В завершение всего ужаса произошла еще такая личная трагедия, помню как сегодня. Мы везли с собой некую сумму денег, но для большей сохранности спрятали их в разных местах. Часть денег я положил во внутренний карман пиджака вместе с паспортом и комсомольским билетом. Когда прибыли в Сталинград, решили с мамой проверить, все ли вещи на месте, и я с ужасом обнаружил, что карман разрезан бритвой. Документы мы потом нашли, а деньги пропали.
– Кто-нибудь занимался эвакуированными в Сталинграде?
– Сталинград не был конечным пунктом, предстояло ехать дальше. Нас разбили на группы и велели всем пойти в порт, на пристань и дожидаться там корабля, который повезет, предположительно, в Башкирию. Провели в порту две или три ночи, а потом погрузили всех на теплоход, направлявшийся в Уфу. Трюмы и каюты были заняты, и мы разместились прямо на палубе. Плыли несколько суток. А было уже довольно холодно. Помню, я заболел, и мне даже делали какие-то уколы. Слава богу, все быстро прошло. Но в Уфу мы не попали, всех выгрузили в Татарии, в поселке Актаныш, где пробыли несколько дней.
Меня охватил ужас. Мама тогда была уже немолодая, а мне всего 17 лет – ни профессии, ни денег, ни жилья. Но мир не без добрых людей. Пока дожидались корабля в Сталинграде, мама познакомилась с очень приятной женщиной с двумя детьми, и мы стали держаться вместе. Она направлялась в Башкирию, в город Стерлитамак, и предложила нам поехать с ними. Туда как раз эвакуировался одесский станкостроительный завод, который работал на оборону. Так и сделали. Добрались поездом до Стерлитамака, нашли штаб, который занимался эвакуированными. Нас поселили в семью – выделили маленькую комнату в доме, где жила одинокая женщина с дочерью-подростком.
Через ту же знакомую я устроился на завод, учиться на электрика. Там мне выписали ботинки на деревянной подошве, ватные брюки, телогрейку. Маме тоже что-то выдали. Я получал 800 граммов хлеба на двоих, а на заводе выдавали еще похлебку на обед. Но с утра был настолько голоден, что не мог дождаться похлебки, чтобы съесть ее вместе хлебом, съедал сначала весь хлеб.

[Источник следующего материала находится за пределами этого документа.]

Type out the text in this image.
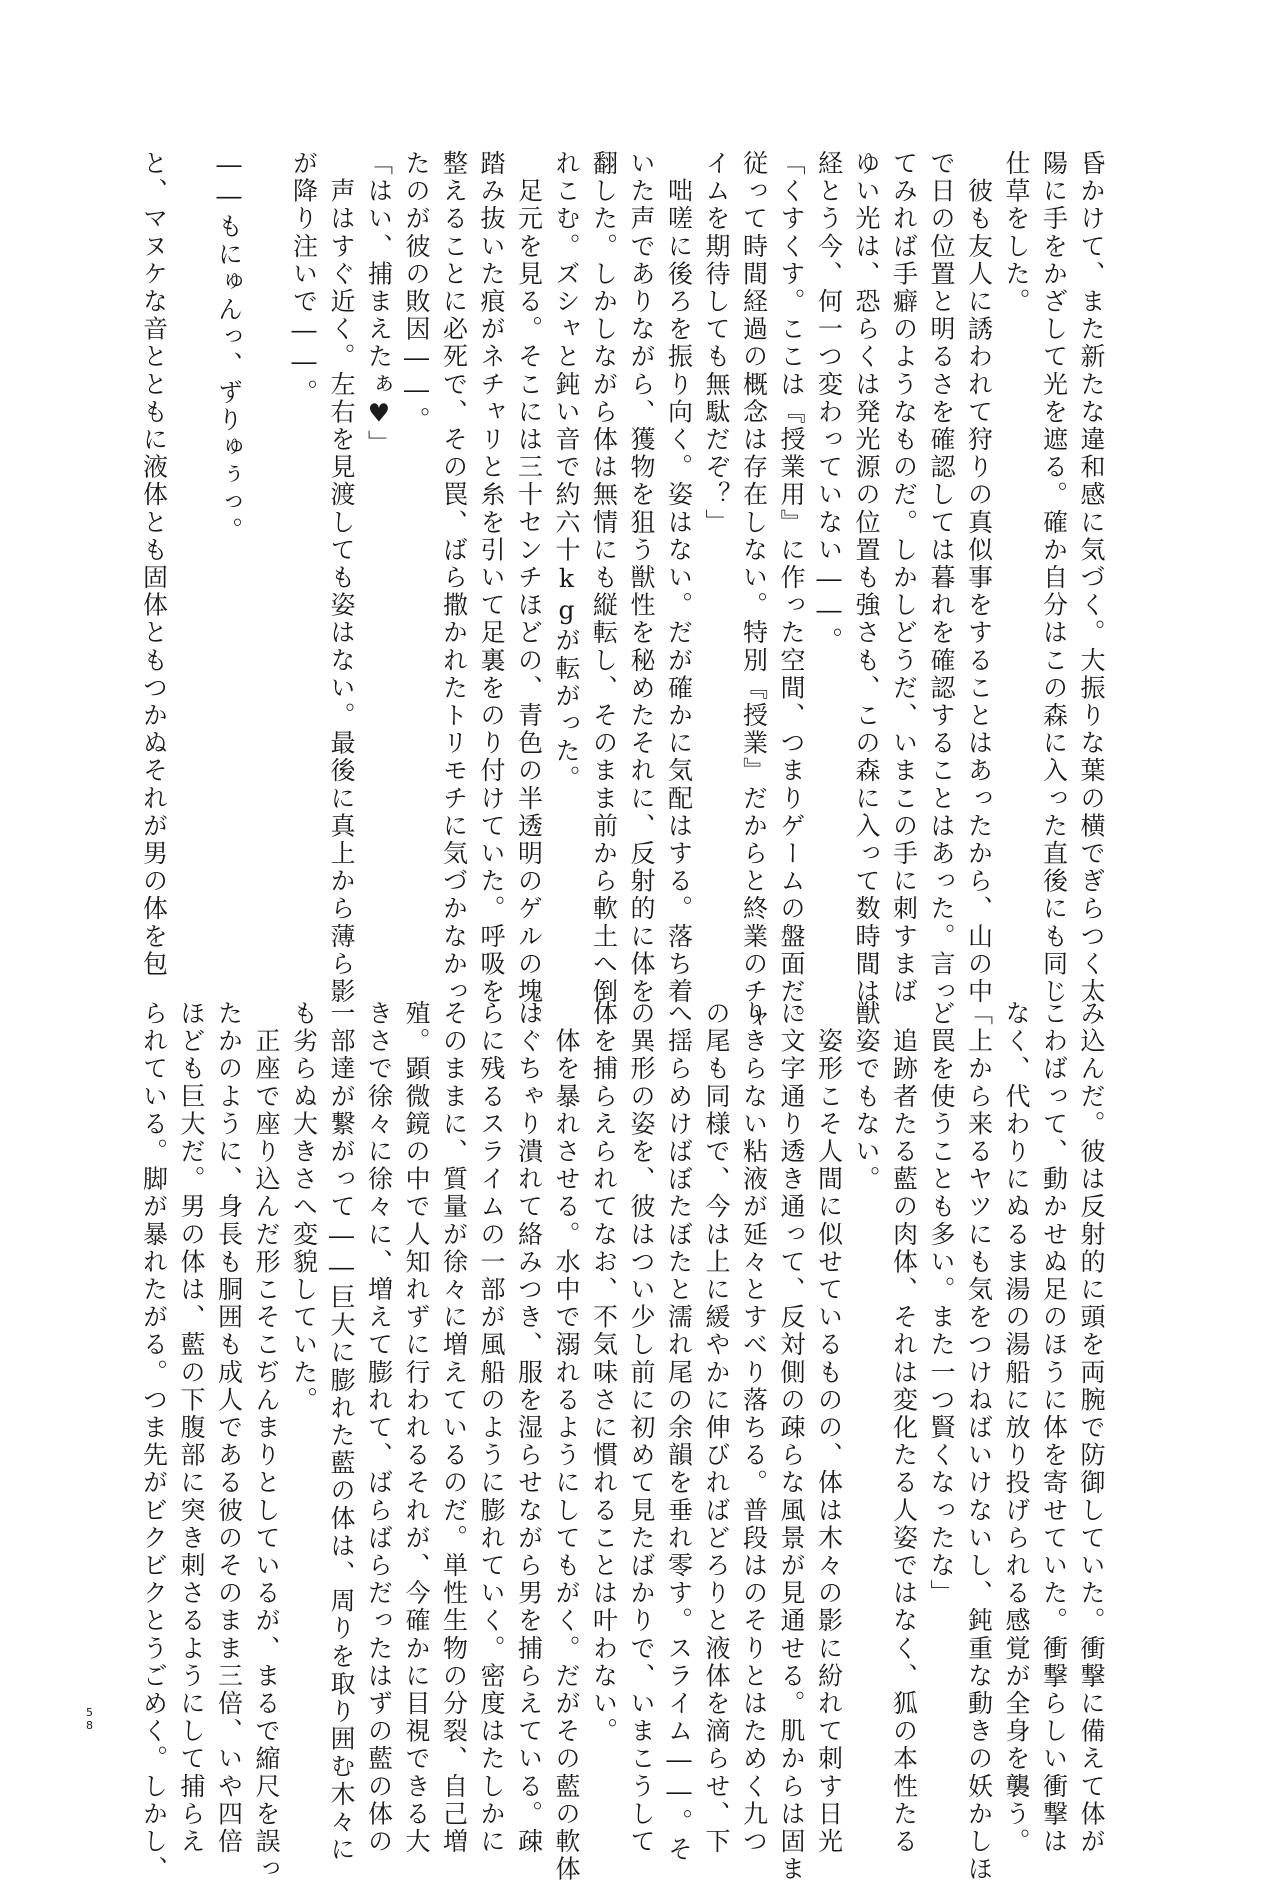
昏かけて、また新たな違和感に気づく。大振りな葉の横でぎらつく太
陽に手をかざして光を遮る。確か自分はこの森に入った直後にも同じ
仕草をした。
　彼も友人に誘われて狩りの真似事をすることはあったから、山の中
で日の位置と明るさを確認しては暮れを確認することはあった。言っ
てみれば手癖のようなものだ。しかしどうだ、いまこの手に刺すまば
ゆい光は、恐らくは発光源の位置も強さも、この森に入って数時間は
経とう今、何一つ変わっていない――。
「くすくす。ここは『授業用』に作った空間、つまりゲームの盤面だ。
従って時間経過の概念は存在しない。特別『授業』だからと終業のチャ
イムを期待しても無駄だぞ？」
　咄嗟に後ろを振り向く。姿はない。だが確かに気配はする。落ち着
いた声でありながら、獲物を狙う獣性を秘めたそれに、反射的に体を
翻した。しかしながら体は無情にも縦転し、そのまま前から軟土へ倒
れこむ。ズシャと鈍い音で約六十kgが転がった。
　足元を見る。そこには三十センチほどの、青色の半透明のゲルの塊。
踏み抜いた痕がネチャリと糸を引いて足裏をのり付けていた。呼吸を
整えることに必死で、その罠、ばら撒かれたトリモチに気づかなかっ
たのが彼の敗因――。
「はい、捕まえたぁ♥」
　声はすぐ近く。左右を見渡しても姿はない。最後に真上から薄ら影
が降り注いで――。

――もにゅんっ、ずりゅぅっ。

と、マヌケな音とともに液体とも固体ともつかぬそれが男の体を包
み込んだ。彼は反射的に頭を両腕で防御していた。衝撃に備えて体が
こわばって、動かせぬ足のほうに体を寄せていた。衝撃らしい衝撃は
なく、代わりにぬるま湯の湯船に放り投げられる感覚が全身を襲う。
「上から来るヤツにも気をつけねばいけないし、鈍重な動きの妖かしほ
ど罠を使うことも多い。また一つ賢くなったな」
　追跡者たる藍の肉体、それは変化たる人姿ではなく、狐の本性たる
獣姿でもない。
　姿形こそ人間に似せているものの、体は木々の影に紛れて刺す日光
に文字通り透き通って、反対側の疎らな風景が見通せる。肌からは固ま
りきらない粘液が延々とすべり落ちる。普段はのそりとはためく九つ
の尾も同様で、今は上に緩やかに伸びればどろりと液体を滴らせ、下
へ揺らめけばぼたぼたと濡れ尾の余韻を垂れ零す。スライム――。そ
の異形の姿を、彼はつい少し前に初めて見たばかりで、いまこうして
体を捕らえられてなお、不気味さに慣れることは叶わない。
　体を暴れさせる。水中で溺れるようにしてもがく。だがその藍の軟体
はぐちゃり潰れて絡みつき、服を湿らせながら男を捕らえている。疎
らに残るスライムの一部が風船のように膨れていく。密度はたしかに
そのままに、質量が徐々に増えているのだ。単性生物の分裂、自己増
殖。顕微鏡の中で人知れずに行われるそれが、今確かに目視できる大
きさで徐々に徐々に、増えて膨れて、ばらばらだったはずの藍の体の
一部達が繋がって――巨大に膨れた藍の体は、周りを取り囲む木々に
も劣らぬ大きさへ変貌していた。
　正座で座り込んだ形こそこぢんまりとしているが、まるで縮尺を誤っ
たかのように、身長も胴囲も成人である彼のそのまま三倍、いや四倍
ほども巨大だ。男の体は、藍の下腹部に突き刺さるようにして捕らえ
られている。脚が暴れたがる。つま先がビクビクとうごめく。しかし、
58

Я приходил с работы и просто падал от усталости. Но дома меня ждал сущий ад. Каждый раз, стоило открыть дверь, как дочка хозяйки ставила пластинку на полную громкость, даже слова песни помню до сих пор: «Ой, полна, полна коробушка,Есть и ситцы и парча. Пожалей, моя зазнобушка, Молодецкого плеча!» Возможно, она пыталась понравиться мне таким способом, но было ужасно. Этот период вообще был невыносимо тяжелым и напряженным для всех – в постоянном ожидании сводок Совинформбюро о положении на фронтах.
– Что стало с вашими братьями, сестрой?
– Мой средний брат эвакуировался вместе с мединститутом в Сталинград и в конце 41-го года он разыскал нас через информационный центр в Бугуруслане. Маме сообщили, что она получила от сына аттестат – какие-то деньги, продовольствие. Уже из Сталинграда он отправился на фронт. Потом написал нам из госпиталя, что старший брат тоже ушел на фронт военным инженером, а сестра эвакуировалась в Казахстан вместе с мужем и детьми. Ее муж был серьезно болен и получил бронь.
– Предполагали ли тогда люди, что война будет такой продолжительной?
– Мы слышали сводки и понимали, что война закончится не скоро. Я начал думать о том, что и мне пора идти на фронт. На заводе были ребята постарше, и мы вели такие разговоры. За маму я уже был спокоен, так или иначе она была пристроена.
– А зачем было торопиться? Ведь вам еще не было 18 лет, а у вашей матери двое сыновей уже были на фронте, и они могли не вернуться. Вы отдавали себе отчет в том, насколько это серьезно?
– Я мог вообще получить бронь и работать на заводе, да и возраст позволял. Но мы так воспитывались, что стыдно было оставаться. Военком сказал мне: «Ну куда же ты! Ведь тебе всего 17!». Но решение давно уже было принято, и в 1942 году я ушел добровольцем. Мама ничего не знала, и думала, что меня мобилизовали.
Что интересно – она сумела самостоятельно выбраться из Стерлитамака и доехать до дочери в Казахстан. Я был просто поражен. Всю жизнь ее потом спрашивал, как же ей удалось, но она не любила об этом вспоминать. Но когда я узнал, что мама у сестры, стало легче на душе. Я в это время был уже на фронте.
– На какой именно фронт вас направили?
– Сначала меня отправили в Оренбургскую область, в Тоцкие военные лагеря, и определили на минометы, даже старшим назначили. Это были 82-миллиметровые минометы, которые обслуживали три человека. После непродолжительной подготовки нас отправили в район наступления Красной армии.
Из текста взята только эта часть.